Лингам или Шива-линга — букв.: фаллос, символ оплодотворяющих сил Шивы. Гладкий камень, имеющий вид мужского полового органа, часто с нарезкой. Иконографически сочетается с Йони. Для шиваитов лингаитского толка Лингам является основным объектом культа.

Мукти — букв.: освобождение, уход из сансары. То есть прекращение странствования души, новых рождений, страданий, смертей. Этот процесс зависит от состояния Кармы.

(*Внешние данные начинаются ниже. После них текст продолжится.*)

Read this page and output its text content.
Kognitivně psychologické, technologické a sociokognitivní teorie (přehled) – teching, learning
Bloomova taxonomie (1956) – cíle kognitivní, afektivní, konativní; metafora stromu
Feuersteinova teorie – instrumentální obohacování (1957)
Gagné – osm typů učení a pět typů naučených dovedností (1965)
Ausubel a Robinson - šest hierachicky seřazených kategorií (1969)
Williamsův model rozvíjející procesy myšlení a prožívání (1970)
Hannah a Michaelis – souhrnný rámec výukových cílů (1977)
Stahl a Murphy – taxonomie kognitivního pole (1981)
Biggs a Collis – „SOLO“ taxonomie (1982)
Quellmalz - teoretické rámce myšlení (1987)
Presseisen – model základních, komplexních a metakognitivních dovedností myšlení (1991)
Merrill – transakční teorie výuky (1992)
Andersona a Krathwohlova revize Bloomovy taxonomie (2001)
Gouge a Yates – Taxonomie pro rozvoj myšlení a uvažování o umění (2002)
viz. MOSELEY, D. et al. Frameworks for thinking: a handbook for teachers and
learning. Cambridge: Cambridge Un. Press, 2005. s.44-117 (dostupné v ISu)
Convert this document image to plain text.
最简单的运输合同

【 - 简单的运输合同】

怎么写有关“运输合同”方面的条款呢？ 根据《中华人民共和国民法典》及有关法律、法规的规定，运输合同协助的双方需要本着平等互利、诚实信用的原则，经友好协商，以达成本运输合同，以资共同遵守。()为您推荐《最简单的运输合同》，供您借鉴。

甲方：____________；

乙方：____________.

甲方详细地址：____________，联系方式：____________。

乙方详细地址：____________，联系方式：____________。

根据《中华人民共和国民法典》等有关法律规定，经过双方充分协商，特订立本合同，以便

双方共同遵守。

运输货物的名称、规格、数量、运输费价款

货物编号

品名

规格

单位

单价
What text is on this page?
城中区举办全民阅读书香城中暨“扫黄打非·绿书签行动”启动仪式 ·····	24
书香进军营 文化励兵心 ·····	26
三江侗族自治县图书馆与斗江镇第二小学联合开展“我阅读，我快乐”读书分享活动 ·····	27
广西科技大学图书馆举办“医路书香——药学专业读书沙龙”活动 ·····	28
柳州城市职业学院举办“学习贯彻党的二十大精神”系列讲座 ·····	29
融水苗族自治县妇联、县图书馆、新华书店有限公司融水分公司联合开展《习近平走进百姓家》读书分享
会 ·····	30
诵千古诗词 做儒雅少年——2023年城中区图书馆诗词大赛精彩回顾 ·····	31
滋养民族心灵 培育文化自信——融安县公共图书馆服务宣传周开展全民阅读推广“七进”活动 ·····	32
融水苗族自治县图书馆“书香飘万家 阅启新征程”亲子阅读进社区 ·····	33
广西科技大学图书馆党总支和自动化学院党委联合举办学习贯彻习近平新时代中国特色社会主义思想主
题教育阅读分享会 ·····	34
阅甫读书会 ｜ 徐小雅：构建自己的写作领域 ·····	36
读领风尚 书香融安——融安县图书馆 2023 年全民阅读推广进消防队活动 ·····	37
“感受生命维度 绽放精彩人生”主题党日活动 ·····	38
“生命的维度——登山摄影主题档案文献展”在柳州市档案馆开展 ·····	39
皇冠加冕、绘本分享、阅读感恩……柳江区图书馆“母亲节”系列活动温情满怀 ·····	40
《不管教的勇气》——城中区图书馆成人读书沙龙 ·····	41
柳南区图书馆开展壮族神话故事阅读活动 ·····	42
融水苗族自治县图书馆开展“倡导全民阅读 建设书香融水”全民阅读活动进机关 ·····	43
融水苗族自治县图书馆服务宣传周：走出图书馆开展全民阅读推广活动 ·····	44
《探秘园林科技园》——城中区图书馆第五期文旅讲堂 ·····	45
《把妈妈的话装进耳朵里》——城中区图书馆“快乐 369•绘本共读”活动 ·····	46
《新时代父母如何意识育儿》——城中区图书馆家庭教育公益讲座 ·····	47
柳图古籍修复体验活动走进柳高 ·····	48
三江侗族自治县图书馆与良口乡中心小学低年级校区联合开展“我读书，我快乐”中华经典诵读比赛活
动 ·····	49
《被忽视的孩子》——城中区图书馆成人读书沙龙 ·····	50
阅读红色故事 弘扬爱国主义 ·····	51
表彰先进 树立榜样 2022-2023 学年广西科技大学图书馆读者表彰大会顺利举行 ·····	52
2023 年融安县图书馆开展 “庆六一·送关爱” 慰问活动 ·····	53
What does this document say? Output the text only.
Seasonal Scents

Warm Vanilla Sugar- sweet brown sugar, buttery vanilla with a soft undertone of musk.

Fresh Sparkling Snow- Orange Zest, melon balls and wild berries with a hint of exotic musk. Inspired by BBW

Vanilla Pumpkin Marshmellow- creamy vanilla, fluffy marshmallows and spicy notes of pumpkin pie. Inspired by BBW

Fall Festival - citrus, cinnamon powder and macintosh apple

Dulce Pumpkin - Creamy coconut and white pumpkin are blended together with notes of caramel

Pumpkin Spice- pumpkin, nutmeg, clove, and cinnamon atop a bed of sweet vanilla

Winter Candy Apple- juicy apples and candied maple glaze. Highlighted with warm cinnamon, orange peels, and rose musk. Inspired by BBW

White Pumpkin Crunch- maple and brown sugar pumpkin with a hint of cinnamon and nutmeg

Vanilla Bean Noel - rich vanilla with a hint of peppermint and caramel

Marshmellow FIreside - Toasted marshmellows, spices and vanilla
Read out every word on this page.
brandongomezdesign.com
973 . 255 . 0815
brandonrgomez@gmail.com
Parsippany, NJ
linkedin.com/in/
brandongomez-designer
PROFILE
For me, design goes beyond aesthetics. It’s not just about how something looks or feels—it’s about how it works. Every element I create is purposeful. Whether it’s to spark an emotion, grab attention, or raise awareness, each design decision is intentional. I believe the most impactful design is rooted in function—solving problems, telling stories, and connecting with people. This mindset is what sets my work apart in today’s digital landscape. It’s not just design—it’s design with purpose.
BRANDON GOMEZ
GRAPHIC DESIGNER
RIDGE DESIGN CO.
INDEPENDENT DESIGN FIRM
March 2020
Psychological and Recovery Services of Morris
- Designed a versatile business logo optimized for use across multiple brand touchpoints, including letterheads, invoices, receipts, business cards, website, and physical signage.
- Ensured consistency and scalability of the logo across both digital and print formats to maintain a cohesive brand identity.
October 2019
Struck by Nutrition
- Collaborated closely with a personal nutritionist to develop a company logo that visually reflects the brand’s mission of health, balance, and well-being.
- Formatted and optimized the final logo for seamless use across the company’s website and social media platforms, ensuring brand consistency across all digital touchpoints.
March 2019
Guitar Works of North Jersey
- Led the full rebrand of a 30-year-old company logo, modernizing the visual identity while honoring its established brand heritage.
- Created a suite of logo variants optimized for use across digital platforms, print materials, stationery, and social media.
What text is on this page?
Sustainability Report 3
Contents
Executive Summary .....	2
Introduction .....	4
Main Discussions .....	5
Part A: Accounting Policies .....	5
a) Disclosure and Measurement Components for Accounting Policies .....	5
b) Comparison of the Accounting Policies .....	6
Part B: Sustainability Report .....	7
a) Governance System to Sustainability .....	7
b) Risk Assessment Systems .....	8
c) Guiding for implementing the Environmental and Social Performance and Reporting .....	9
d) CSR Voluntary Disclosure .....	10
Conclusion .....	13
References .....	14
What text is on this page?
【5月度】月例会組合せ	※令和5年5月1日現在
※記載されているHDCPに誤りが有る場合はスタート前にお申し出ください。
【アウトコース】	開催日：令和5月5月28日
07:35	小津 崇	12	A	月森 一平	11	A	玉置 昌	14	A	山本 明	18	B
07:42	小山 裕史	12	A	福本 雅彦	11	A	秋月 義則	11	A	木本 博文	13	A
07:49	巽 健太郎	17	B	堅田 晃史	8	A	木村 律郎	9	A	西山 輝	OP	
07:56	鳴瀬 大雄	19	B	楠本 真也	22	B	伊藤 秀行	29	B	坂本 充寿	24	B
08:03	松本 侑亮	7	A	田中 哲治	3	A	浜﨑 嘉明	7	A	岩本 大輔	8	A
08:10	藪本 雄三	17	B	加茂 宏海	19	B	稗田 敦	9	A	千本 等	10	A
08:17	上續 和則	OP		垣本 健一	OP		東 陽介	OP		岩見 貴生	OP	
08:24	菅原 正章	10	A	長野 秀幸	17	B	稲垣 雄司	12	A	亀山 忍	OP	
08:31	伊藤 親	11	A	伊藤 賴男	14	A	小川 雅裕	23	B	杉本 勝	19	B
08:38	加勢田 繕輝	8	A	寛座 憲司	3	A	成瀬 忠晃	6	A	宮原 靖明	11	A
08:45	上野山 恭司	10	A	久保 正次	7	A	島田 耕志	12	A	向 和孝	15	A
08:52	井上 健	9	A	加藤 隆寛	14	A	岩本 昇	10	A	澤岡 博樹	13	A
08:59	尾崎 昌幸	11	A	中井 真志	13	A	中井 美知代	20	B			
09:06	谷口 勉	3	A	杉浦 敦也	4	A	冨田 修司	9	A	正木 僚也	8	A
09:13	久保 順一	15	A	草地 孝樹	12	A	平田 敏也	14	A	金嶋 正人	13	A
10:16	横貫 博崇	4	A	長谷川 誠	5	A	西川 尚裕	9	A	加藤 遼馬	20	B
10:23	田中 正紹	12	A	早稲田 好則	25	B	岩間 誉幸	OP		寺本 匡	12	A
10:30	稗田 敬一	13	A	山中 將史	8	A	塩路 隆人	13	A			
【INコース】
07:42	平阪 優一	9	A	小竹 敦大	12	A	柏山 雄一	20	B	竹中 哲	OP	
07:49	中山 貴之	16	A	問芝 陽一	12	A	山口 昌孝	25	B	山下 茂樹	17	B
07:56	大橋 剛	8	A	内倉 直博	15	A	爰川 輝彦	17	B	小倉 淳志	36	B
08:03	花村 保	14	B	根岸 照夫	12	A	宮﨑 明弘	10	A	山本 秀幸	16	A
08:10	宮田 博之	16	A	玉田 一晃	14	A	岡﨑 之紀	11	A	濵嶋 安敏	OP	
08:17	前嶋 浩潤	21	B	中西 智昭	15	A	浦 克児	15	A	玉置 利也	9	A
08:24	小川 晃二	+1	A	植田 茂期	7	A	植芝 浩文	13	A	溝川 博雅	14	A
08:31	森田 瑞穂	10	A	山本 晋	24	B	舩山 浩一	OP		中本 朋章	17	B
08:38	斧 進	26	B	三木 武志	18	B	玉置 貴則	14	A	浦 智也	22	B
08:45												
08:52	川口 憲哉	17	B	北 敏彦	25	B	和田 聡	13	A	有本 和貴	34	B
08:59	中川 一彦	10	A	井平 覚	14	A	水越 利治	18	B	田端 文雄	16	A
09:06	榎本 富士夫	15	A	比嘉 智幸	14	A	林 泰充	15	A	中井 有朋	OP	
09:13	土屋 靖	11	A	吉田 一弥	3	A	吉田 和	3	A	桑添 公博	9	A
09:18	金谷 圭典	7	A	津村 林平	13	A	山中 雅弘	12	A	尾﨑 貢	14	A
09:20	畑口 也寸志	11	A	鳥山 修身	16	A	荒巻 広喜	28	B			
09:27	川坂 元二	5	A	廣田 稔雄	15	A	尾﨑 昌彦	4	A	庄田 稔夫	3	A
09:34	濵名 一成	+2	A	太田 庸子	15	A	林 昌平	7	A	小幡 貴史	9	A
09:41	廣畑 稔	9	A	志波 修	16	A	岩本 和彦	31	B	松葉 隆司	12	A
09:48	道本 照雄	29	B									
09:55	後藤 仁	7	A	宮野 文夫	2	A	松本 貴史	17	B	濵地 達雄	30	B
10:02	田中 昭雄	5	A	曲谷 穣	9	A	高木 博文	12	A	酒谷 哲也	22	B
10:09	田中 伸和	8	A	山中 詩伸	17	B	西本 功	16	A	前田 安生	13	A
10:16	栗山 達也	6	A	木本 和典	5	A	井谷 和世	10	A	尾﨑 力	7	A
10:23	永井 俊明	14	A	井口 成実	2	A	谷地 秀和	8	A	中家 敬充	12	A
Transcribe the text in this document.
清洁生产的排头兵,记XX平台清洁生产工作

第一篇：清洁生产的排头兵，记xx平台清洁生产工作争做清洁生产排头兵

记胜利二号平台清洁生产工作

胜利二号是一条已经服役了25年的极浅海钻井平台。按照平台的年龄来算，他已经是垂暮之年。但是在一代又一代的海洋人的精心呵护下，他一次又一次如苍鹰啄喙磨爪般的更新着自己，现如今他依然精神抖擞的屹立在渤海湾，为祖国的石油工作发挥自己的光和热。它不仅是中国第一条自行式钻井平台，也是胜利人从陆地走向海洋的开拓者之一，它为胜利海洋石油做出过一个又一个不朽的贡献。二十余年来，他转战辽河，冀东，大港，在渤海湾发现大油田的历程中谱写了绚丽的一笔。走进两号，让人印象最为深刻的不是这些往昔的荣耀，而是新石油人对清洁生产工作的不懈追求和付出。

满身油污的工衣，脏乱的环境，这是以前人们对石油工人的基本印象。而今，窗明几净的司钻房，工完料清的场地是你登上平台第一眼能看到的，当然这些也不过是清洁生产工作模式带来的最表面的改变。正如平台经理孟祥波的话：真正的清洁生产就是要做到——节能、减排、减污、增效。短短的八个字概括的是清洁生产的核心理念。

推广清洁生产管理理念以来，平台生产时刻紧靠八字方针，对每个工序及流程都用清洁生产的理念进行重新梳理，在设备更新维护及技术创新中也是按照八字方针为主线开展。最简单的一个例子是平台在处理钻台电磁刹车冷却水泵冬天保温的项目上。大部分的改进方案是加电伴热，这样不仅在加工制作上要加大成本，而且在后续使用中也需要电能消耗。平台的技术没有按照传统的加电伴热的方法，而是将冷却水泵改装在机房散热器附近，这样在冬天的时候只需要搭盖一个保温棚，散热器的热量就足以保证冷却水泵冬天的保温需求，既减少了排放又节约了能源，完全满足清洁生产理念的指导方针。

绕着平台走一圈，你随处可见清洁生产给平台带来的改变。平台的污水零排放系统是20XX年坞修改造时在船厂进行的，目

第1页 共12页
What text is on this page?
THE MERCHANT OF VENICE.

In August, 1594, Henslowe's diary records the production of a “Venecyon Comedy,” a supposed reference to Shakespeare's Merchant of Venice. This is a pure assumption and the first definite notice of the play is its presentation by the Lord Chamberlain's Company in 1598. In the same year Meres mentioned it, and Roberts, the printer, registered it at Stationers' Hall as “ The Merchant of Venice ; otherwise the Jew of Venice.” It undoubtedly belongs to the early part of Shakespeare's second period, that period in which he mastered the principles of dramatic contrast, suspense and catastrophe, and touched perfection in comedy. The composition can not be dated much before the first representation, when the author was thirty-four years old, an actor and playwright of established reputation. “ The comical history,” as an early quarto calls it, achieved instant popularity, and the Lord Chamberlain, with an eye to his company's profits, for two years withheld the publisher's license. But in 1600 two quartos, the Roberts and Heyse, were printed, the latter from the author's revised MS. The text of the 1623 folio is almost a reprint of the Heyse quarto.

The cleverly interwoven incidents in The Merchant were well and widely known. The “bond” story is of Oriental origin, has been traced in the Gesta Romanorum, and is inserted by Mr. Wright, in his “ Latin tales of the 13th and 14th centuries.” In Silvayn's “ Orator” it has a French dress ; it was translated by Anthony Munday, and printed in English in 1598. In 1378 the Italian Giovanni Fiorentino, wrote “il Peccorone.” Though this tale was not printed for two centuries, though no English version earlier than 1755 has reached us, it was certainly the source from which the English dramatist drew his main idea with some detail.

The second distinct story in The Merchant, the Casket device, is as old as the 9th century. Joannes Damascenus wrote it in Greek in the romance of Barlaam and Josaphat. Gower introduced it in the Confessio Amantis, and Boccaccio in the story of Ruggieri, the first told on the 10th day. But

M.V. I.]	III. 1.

Пракрити — материальный мир.

Пуджа — приношение богам в индуистских храмах. Совершалось цветами, фруктами, иногда мелкими зверьками и птичками.

Ракшасы — демоны — пожиратели человеческого мяса, нападающие на людей в темное время суток.

Пишачи — демоны, специализирующиеся на пожирании трупов.

Саттва — букв.: ясность, преобладание ее в душе приводит к образованию интеллекта.

Шанкара — великий индийский философ VIII века н. э. Основатель адвайта-веданты, учения о недвойственности, представляющего материальный мир лишь в виде иллюзии, майи, которая возникает из-за омрачения сознания.

Шива — божество со сложной родословной. Очевидно, имеет доарийские корни. Уже на Хараппских печатях найдены изображения божества в характерной йогической позе. Позднее Ш. впитывает многие черты Рудры (букв.: ревущий), бога индоарийского пантеона, олицетворяющего грозные атмосферные явления. В развитом индуизме Ш.- член Тримурти, троицы высших начал, в которой Брахма занимается творением, Вишну — сохранением, а Ш. — разрушением. В шиваизме Ш. — верховное божество, совмещает функции и творца, и разрушителя, его танец уничтожает Вселенную и затем возрождает ее. Дэви, супруга, или, вернее, женское соответствие Ш., имеет множество ипостасей. Как Шакти она представляет чистую энергию, как Ума, Гаури, Парвати — плодоносящие силы, как Кали или Бхайрави — разрушительные силы.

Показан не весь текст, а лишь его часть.